Are you ready for some cajun? Dominating one end of the new Mission Farms development, a trendy mix of resturants, fun stores, and good food, is a transplant from Saint Joe: Boudreaux’s Louisiana Seafood. When my wife and I went to Boudreaux’s, I have to admit that I was not in the mood for cajun; we had tried to go to Blue Koi, but they were busy. Then wife made the decision that we were going to eat a Boudreaux’s…and I owe her one.
Boudreaux’s has a typical cajun menu: gumbo, po boys, and broiled or fried shrimp, fish, oysters, and clams. To this, Boudreaux’s adds foods not typically associated with cajun food (spin dip) or traditional food reimagined (grilled chicken po boy smothered in cheese.) Even better, Boudreaux’s has a huge bar complete with a variety of specialty drinks.
My wife and I started with a chunky, vegetable laden spin dip which was accompanied by toasted bread.
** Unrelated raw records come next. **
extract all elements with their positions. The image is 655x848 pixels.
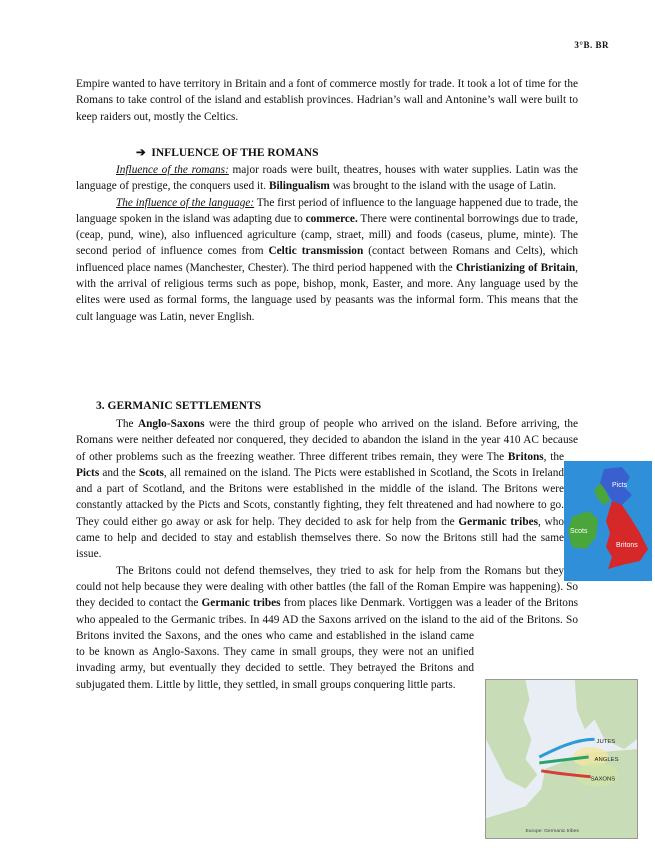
germanic-paragraph-1: [76, 416, 578, 563]
influence-romans-paragraph: [76, 162, 578, 195]
germanic-tribes-term: Germanic tribes: [201, 597, 281, 610]
celtic-transmission-term: Celtic transmission: [268, 245, 364, 258]
intro-paragraph: [76, 76, 578, 125]
text-span: There were continental borrowings due to trade, (ceap, pund, wine), also influenced agriculture (camp, straet, mill) and foods (caseus, plume, minte). The second period of influence comes from: [76, 212, 578, 258]
text-span: The first period of influence to the language happened due to trade, the language spoken in the island was adapting due to: [76, 196, 578, 225]
text-span: The Britons could not defend themselves, they tried to ask for help from the Romans but they could not help because they were dealing with other battles (the fall of the Roman Empire was happening). So they decided to contact the: [76, 564, 578, 610]
british-isles-map: [564, 461, 652, 581]
intro-text: Empire wanted to have territory in Britain and a font of commerce mostly for trade. It took a lot of time for the Romans to take control of the island and establish provinces. Hadrian’s wall and Antonine’s wall were built to keep raiders out, mostly the Celtics.: [76, 78, 578, 123]
angles-label: ANGLES: [594, 756, 619, 763]
influence-heading-text: INFLUENCE OF THE ROMANS: [151, 147, 319, 159]
influence-section: [76, 162, 578, 325]
text-span: from places like Denmark. Vortiggen was a leader of the Britons who appealed to the Germanic tribes. In 449 AD the Saxons arrived on the island to the aid of the Britons. So Britons invited the Saxons, and the ones who came and established in the island came to be known as Anglo-Saxons. They came in small groups, they were not an unified invading army, but eventually they decided to settle. They betrayed the Britons and subjugated them. Little by little, they settled, in small groups conquering little parts.: [76, 597, 578, 691]
text-span: , with the arrival of religious terms such as pope, bishop, monk, Easter, and more. Any language used by the elites were used as formal forms, the language used by peasants was the informal form. This means that the cult language was Latin, never English.: [76, 261, 578, 323]
text-span: The: [116, 418, 138, 430]
britons-term: Britons: [507, 450, 544, 463]
text-span: (contact between Romans and Celts), which influenced place names (Manchester, Chester). The third period happened with the: [76, 245, 578, 274]
commerce-term: commerce.: [305, 212, 358, 225]
saxons-label: SAXONS: [590, 776, 616, 783]
text-span: and the: [99, 466, 139, 479]
map-caption: Europe: Germanic tribes: [525, 829, 579, 835]
text-span: was brought to the island with the usage of Latin.: [329, 180, 557, 193]
germanic-migration-map: [485, 679, 638, 839]
arrow-icon: ➔: [136, 147, 146, 159]
germanic-heading: 3. GERMANIC SETTLEMENTS: [96, 400, 262, 412]
bilingualism-term: Bilingualism: [268, 180, 330, 193]
scots-label: Scots: [570, 528, 588, 535]
influence-heading: [136, 145, 318, 159]
britons-label: Britons: [616, 542, 638, 549]
text-span: were the third group of people who arrived on the island. Before arriving, the Romans were neither defeated nor conquered, they decided to abandon the island in the year 410 AC because of other problems such as the freezing weather. Three different tribes remain, they were The: [76, 418, 578, 463]
page-header-code: 3°B. BR: [574, 40, 609, 50]
text-span: , all remained on the island. The Picts were established in Scotland, the Scots in Ireland and a part of Scotland, and the Britons were established in the middle of the island. The Britons were constantly attacked by the Picts and Scots, constantly fighting, they felt threatened and had nowhere to go. They could either go away or ask for help. They decided to ask for help from the: [76, 466, 564, 528]
influence-language-paragraph: [76, 195, 578, 325]
germanic-paragraph-2: [76, 563, 578, 693]
jutes-label: JUTES: [596, 739, 616, 746]
text-span: , who came to help and decided to stay and establish themselves there. So now the Britons still had the same issue.: [76, 515, 564, 561]
influence-language-label: The influence of the language:: [116, 196, 255, 209]
picts-label: Picts: [612, 482, 628, 489]
anglo-saxons-term: Anglo-Saxons: [137, 418, 205, 430]
text-span: major roads were built, theatres, houses with water supplies. Latin was the language of prestige, the conquers used it.: [76, 164, 579, 193]
picts-term: Picts: [76, 466, 100, 479]
text-span: , the: [543, 450, 564, 463]
christianizing-term: Christianizing of Britain: [455, 261, 576, 274]
germanic-tribes-term: Germanic tribes: [458, 515, 539, 528]
influence-romans-label: Influence of the romans:: [116, 164, 229, 176]
scots-term: Scots: [138, 466, 164, 479]
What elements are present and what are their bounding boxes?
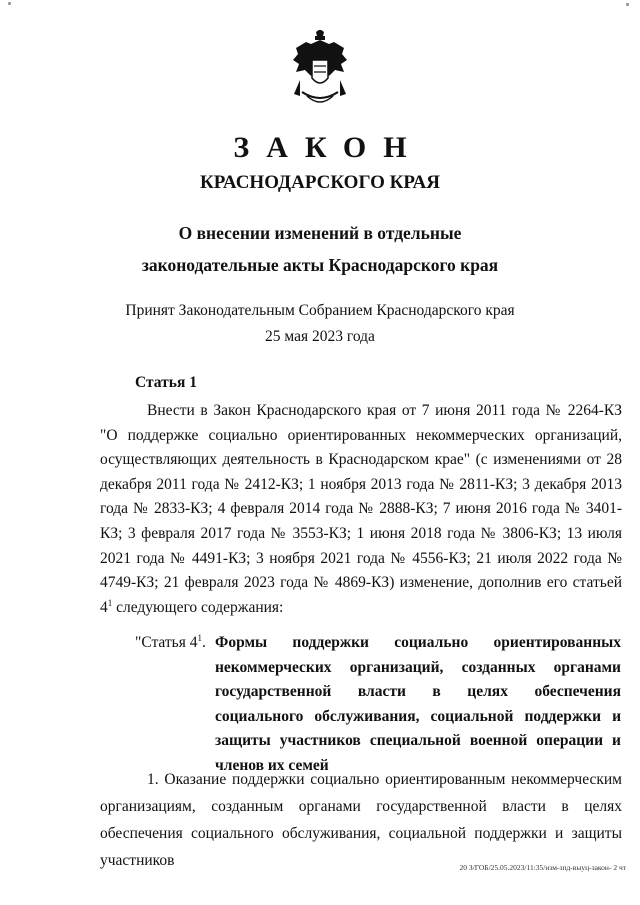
- article-paragraph: Внести в Закон Краснодарского края от 7 июня 2011 года № 2264-КЗ "О поддержке социально ориентированных некоммерческих организаций, осуществляющих деятельность в Краснодарском крае" (с изменениями от 28 декабря 2011 года № 2412-КЗ; 1 ноября 2013 года № 2811-КЗ; 3 декабря 2013 года № 2833-КЗ; 4 февраля 2014 года № 2888-КЗ; 7 июня 2016 года № 3401-КЗ; 3 февраля 2017 года № 3553-КЗ; 1 июня 2018 года № 3806-КЗ; 13 июля 2021 года № 4491-КЗ; 3 ноября 2021 года № 4556-КЗ; 21 июля 2022 года № 4749-КЗ; 21 февраля 2023 года № 4869-КЗ) изменение, дополнив его статьей $4^1$ следующего содержания:: [100, 402, 622, 616]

There was almost a fist fight over who got to lick the bowl. Next, I had to sample some of their gumbo. They serve a deep, mohagony brown seafood gumbo that took me back to New Orleans. If you have not had authentic gumbo, go to Boudreaux’s. If I had any complaints about the gumbo, it would be that there was too much seafood and not enough of that wonderful broth.
For dinner, I went with the incredibly friendly and helpful waitress’ recommendation and tried the broiled seafood platter (an assortment of the above mentioned seafood) which was executed well and enlivened with a tangy, creamy tartar sauce. My wife ordered the massive smothered chicken po boy, a foot long sandwich overflowing with grilled chicken, cheese, and onions. She could not stop singing its praises.
All in all, my palate left completely satisfied. It was my wallet the felt a little hurt. A drink, a tea, two dinners, a kid’s meal, dessert, and an appetizer set us back $90 after tip. That price tag makes Boudreaux’s a sometimes restaurant, which is too bad, because it was a great place to eat.